In the panic of loss.

And there's nothing to follow

There's nowhere to go

She's gone like the summer

Gone like the snow

And the crickets are breaking

His heart with their song

As the day caves in

And the night is all wrong

[…]

Now the clasp of this union

Who fastens it tight?

Who snaps it asunder

The very next night

Some say the rider

Some say the mare

Or that love's like the smoke

Beyond all repair

But my darling says

"Leonard, just let it go by

That old silhouette

On the great western sky"

So I pick out a tune

And they move right along

And they're gone like the smoke

And they're gone like this song

Est-ce bien le même Léonard Cohen qui, dans “The Captain”, évoquait sur le ton de la dérision les chansons de “Western Country”, et qui nous offre ici une ballade sur le thème on ne peut plus classique du cowboy et de son cheval ?

Plus qu’une chanson, c’est un véritable film, dont il décrit avec minutie le décor et les scènes, jusqu’au plan final du cowboy solitaire qui s’éloigne et disparaît…

Si l’ironie est présente, elle ne se déclare que dans les dernières lignes, citant les mots de sa compagne qui se moque gentiment de « ses vieux clichés ».

Mais pourquoi donc cette chanson ? Est-ce un hommage de Léonard Cohen à ce genre et ses auteurs (de la même façon qu’il évoquait avec respect Hank Williamsdans « Towerof Song ») ? Est-ce un essai, lui permettant d’apporter au genre son propre style, et de jouer, au delà des clichés, sur la nature et l’ambivalence des liens entre le cavalier et sa monture, pour disserter sur l’amour, la domination, et la liberté ?

La version française chantée par Nana Mouskouri (« La Ballade du Chien-Loup », adaptation de Pierre Delanoë et Claude Lemesle) est, comme cela est souvent le cas avec les adaptations, résolument distincte de l’original, au point de mettre en scène non plus un cowboy et son cheval, mais un chien-loup et sa louve. Néanmoins, cette version française évoque les mêmes « grandes questions » et apporte quelques belles formules :

« Qui leur a mis la laisse ? D'où vient leur servitude ?
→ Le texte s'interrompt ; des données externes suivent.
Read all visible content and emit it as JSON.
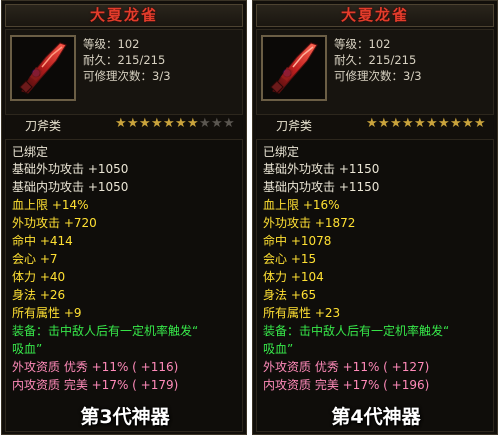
{
  "panels": [
    {
      "item_name": "大夏龙雀",
      "level": "等级：102",
      "durability": "耐久：215/215",
      "repairs": "可修理次数：3/3",
      "category": "刀斧类",
      "stars_filled": 7,
      "stars_total": 10,
      "bound": "已绑定",
      "attrs": [
        {
          "text": "基础外功攻击 +1050",
          "color": "white"
        },
        {
          "text": "基础内功攻击 +1050",
          "color": "white"
        },
        {
          "text": "血上限 +14%",
          "color": "yellow"
        },
        {
          "text": "外功攻击 +720",
          "color": "yellow"
        },
        {
          "text": "命中 +414",
          "color": "yellow"
        },
        {
          "text": "会心 +7",
          "color": "yellow"
        },
        {
          "text": "体力 +40",
          "color": "yellow"
        },
        {
          "text": "身法 +26",
          "color": "yellow"
        },
        {
          "text": "所有属性 +9",
          "color": "yellow"
        }
      ],
      "equip_line1": "装备：击中敌人后有一定机率触发“",
      "equip_line2": "吸血”",
      "quality": [
        {
          "text": "外攻资质  优秀 +11% ( +116)",
          "color": "pink"
        },
        {
          "text": "内攻资质  完美 +17% ( +179)",
          "color": "pink"
        }
      ],
      "generation_label": "第3代神器"
    },
    {
      "item_name": "大夏龙雀",
      "level": "等级：102",
      "durability": "耐久：215/215",
      "repairs": "可修理次数：3/3",
      "category": "刀斧类",
      "stars_filled": 10,
      "stars_total": 10,
      "bound": "已绑定",
      "attrs": [
        {
          "text": "基础外功攻击 +1150",
          "color": "white"
        },
        {
          "text": "基础内功攻击 +1150",
          "color": "white"
        },
        {
          "text": "血上限 +16%",
          "color": "yellow"
        },
        {
          "text": "外功攻击 +1872",
          "color": "yellow"
        },
        {
          "text": "命中 +1078",
          "color": "yellow"
        },
        {
          "text": "会心 +15",
          "color": "yellow"
        },
        {
          "text": "体力 +104",
          "color": "yellow"
        },
        {
          "text": "身法 +65",
          "color": "yellow"
        },
        {
          "text": "所有属性 +23",
          "color": "yellow"
        }
      ],
      "equip_line1": "装备：击中敌人后有一定机率触发“",
      "equip_line2": "吸血”",
      "quality": [
        {
          "text": "外攻资质  优秀 +11% ( +127)",
          "color": "pink"
        },
        {
          "text": "内攻资质  完美 +17% ( +196)",
          "color": "pink"
        }
      ],
      "generation_label": "第4代神器"
    }
  ],
  "colors": {
    "white": "#ebe6d6",
    "yellow": "#ffe033",
    "green": "#37e84a",
    "pink": "#ff8ab9",
    "title_red": "#e23c2b",
    "star_gold": "#c9a33c",
    "star_dim": "#5a5650"
  },
  "icons": {
    "item_icon": "red-blade-icon",
    "star_icon": "star-icon"
  }
}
L'amour ou la faiblesse,le maître ou l'habitude ? »

On y reconnaitrait presque Jean de La Fontaine (« Le loup et le chien »),

« … Attaché ? dit le Loup : vous ne courez donc pas

Où vous voulez ?- Pas toujours ; mais qu'importe ! »

On entendrait aussi Gilles Marchal chantant « Je suis né sous une étoile filante » :

« … Car un loup qui meurt de faim ira toujours plus loin

Qu'un cabot qui dort devant son vieil os »
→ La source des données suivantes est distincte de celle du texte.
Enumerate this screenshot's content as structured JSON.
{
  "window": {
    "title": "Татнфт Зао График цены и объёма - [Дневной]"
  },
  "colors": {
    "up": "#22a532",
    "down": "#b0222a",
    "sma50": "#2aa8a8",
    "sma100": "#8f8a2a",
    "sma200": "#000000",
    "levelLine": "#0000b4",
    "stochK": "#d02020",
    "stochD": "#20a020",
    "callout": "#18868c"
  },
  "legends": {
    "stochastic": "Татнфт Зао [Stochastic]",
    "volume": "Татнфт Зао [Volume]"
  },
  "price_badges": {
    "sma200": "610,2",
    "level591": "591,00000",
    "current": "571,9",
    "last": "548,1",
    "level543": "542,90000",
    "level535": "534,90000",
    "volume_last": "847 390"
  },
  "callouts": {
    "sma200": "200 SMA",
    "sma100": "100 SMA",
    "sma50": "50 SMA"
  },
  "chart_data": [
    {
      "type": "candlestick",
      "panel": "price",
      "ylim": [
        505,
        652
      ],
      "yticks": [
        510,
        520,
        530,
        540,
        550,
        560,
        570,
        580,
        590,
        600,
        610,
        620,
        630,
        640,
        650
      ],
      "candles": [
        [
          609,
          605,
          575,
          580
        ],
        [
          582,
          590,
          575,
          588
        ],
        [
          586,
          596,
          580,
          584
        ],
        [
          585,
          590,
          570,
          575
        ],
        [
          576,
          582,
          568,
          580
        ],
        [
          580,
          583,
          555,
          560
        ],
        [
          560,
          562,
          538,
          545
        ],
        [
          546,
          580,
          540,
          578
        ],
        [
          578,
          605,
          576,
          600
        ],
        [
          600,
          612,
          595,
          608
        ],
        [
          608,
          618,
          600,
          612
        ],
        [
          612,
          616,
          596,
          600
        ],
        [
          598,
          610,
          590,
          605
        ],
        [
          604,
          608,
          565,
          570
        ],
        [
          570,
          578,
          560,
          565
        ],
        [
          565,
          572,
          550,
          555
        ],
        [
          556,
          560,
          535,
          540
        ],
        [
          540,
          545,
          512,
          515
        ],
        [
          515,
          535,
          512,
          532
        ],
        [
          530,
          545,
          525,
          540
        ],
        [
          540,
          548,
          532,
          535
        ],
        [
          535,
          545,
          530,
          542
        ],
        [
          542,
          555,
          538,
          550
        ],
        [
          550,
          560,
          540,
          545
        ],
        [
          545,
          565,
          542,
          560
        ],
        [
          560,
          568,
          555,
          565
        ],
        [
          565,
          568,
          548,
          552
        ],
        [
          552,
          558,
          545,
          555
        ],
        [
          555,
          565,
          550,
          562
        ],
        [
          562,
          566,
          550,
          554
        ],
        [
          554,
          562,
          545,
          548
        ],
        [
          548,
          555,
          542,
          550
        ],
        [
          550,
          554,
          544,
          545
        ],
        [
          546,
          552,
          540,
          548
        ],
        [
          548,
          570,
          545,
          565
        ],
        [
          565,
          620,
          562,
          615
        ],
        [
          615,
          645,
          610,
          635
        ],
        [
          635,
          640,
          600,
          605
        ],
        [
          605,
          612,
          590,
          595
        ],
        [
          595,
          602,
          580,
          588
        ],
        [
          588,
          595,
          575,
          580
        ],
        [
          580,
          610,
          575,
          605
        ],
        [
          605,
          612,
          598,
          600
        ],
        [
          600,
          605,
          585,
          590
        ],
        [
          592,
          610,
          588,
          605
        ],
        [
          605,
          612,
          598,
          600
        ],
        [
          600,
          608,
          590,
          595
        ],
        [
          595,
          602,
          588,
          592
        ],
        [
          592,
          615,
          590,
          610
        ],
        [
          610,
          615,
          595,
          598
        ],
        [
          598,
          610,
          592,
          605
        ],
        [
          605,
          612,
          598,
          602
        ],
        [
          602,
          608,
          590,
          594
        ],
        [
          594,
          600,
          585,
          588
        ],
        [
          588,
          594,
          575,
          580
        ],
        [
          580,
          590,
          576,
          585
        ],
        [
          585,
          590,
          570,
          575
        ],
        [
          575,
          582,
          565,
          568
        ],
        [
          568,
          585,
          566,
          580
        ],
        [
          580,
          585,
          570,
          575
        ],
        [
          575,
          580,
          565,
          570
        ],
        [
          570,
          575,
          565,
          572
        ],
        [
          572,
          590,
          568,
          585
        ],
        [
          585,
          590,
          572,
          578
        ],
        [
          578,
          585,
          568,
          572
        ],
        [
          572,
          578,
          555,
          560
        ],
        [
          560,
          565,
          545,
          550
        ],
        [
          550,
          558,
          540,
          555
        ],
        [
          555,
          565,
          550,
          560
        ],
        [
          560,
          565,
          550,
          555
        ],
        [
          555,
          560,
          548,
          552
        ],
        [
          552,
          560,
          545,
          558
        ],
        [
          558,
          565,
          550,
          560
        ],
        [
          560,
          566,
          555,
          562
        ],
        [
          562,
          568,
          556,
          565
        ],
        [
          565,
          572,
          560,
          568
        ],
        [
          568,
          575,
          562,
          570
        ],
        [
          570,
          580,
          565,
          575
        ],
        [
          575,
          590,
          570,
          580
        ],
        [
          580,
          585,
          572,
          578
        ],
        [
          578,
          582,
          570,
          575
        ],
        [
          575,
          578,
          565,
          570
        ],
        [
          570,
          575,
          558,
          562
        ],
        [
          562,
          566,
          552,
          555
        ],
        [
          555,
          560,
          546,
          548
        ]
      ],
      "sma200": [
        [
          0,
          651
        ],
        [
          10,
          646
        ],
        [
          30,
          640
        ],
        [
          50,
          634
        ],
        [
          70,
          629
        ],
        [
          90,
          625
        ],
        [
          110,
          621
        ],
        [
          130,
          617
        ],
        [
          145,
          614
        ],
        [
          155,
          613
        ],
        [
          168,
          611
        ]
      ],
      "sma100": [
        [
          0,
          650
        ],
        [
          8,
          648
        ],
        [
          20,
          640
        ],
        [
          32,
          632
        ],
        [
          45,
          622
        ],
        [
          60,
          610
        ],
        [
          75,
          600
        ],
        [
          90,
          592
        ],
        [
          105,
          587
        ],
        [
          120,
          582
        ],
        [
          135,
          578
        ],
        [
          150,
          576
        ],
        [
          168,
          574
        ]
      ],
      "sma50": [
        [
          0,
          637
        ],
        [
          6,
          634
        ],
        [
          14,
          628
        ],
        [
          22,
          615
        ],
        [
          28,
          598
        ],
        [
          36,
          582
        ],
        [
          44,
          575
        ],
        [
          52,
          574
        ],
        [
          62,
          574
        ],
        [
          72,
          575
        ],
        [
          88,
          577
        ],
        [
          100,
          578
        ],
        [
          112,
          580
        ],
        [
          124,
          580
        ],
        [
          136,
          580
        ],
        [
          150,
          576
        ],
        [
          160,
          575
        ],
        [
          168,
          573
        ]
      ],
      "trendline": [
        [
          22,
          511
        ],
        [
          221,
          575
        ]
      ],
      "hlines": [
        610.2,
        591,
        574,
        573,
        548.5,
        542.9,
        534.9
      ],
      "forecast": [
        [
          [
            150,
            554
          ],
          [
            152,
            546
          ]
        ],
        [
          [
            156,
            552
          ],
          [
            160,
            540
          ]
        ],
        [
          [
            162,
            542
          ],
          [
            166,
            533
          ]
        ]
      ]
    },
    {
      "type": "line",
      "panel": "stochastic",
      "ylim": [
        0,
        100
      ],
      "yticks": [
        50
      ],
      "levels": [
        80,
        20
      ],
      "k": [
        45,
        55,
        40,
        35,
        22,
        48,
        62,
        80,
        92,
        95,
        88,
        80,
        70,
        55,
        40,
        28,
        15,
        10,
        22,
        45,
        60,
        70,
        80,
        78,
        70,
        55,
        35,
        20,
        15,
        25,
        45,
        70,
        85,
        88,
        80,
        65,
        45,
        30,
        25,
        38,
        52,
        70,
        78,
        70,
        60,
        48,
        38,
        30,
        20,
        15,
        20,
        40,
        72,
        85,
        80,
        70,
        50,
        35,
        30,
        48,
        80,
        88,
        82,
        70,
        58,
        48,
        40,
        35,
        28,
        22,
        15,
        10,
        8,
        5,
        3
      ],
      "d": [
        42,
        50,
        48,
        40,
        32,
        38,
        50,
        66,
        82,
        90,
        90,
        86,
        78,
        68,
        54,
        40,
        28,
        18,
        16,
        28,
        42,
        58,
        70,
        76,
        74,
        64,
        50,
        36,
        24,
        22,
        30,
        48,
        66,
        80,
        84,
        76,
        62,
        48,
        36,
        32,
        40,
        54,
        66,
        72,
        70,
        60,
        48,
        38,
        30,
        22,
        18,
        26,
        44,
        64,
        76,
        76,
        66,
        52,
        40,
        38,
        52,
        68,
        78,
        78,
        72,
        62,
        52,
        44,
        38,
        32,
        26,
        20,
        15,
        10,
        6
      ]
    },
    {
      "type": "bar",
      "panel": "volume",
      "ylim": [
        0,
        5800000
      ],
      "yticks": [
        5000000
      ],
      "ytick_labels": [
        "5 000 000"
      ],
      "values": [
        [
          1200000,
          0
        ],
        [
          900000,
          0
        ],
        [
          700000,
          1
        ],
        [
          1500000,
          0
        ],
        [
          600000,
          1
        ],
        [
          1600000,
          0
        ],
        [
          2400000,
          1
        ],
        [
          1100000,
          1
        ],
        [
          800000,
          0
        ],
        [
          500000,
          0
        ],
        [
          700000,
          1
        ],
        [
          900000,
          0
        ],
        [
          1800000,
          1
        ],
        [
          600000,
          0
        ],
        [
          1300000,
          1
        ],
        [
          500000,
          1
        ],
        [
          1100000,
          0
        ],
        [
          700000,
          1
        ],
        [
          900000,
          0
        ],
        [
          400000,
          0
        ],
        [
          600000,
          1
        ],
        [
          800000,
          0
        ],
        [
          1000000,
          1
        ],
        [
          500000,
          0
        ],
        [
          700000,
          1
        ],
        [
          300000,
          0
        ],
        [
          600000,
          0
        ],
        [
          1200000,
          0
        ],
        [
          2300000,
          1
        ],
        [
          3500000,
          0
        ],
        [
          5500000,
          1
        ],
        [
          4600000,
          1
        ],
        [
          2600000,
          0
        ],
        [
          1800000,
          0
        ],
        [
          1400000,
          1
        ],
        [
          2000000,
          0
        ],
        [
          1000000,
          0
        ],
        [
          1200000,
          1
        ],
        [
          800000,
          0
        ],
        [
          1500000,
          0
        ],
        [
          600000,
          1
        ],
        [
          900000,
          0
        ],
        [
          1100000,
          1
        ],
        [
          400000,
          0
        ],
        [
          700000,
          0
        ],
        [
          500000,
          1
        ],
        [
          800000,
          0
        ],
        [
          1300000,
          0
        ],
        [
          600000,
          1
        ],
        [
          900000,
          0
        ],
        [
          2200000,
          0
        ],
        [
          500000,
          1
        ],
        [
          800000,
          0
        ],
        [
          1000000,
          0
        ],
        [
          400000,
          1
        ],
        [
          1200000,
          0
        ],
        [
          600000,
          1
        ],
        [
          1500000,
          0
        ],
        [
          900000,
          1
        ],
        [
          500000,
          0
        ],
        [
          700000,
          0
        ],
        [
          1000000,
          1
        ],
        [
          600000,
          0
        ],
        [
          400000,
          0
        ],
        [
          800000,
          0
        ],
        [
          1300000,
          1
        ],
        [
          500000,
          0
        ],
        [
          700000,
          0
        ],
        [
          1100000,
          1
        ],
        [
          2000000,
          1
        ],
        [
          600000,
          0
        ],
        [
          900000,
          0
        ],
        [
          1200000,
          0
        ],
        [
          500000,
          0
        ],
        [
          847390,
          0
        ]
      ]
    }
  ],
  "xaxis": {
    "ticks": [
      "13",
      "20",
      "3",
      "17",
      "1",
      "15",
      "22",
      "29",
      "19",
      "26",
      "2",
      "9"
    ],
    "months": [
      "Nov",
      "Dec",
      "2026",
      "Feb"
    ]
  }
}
Et pourtant, que ce soit dans la version française ou dans toutes ces chansons confrontant amour et liberté, aussi belles soient elles, il manque « un petit quelque chose », une nuance, un ton, une dimension…

Il suffit de revenir à l’original et relire :

“… That love's like the smoke

Beyond all repair”

pour comprendre que ce “petit quelque chose”, qui nous emmène au delà de la raison et au delà des sentiments, n'est autre que la subtilité des nuances et la diversité des lectures que permet la vision poétique de Léonard Cohen.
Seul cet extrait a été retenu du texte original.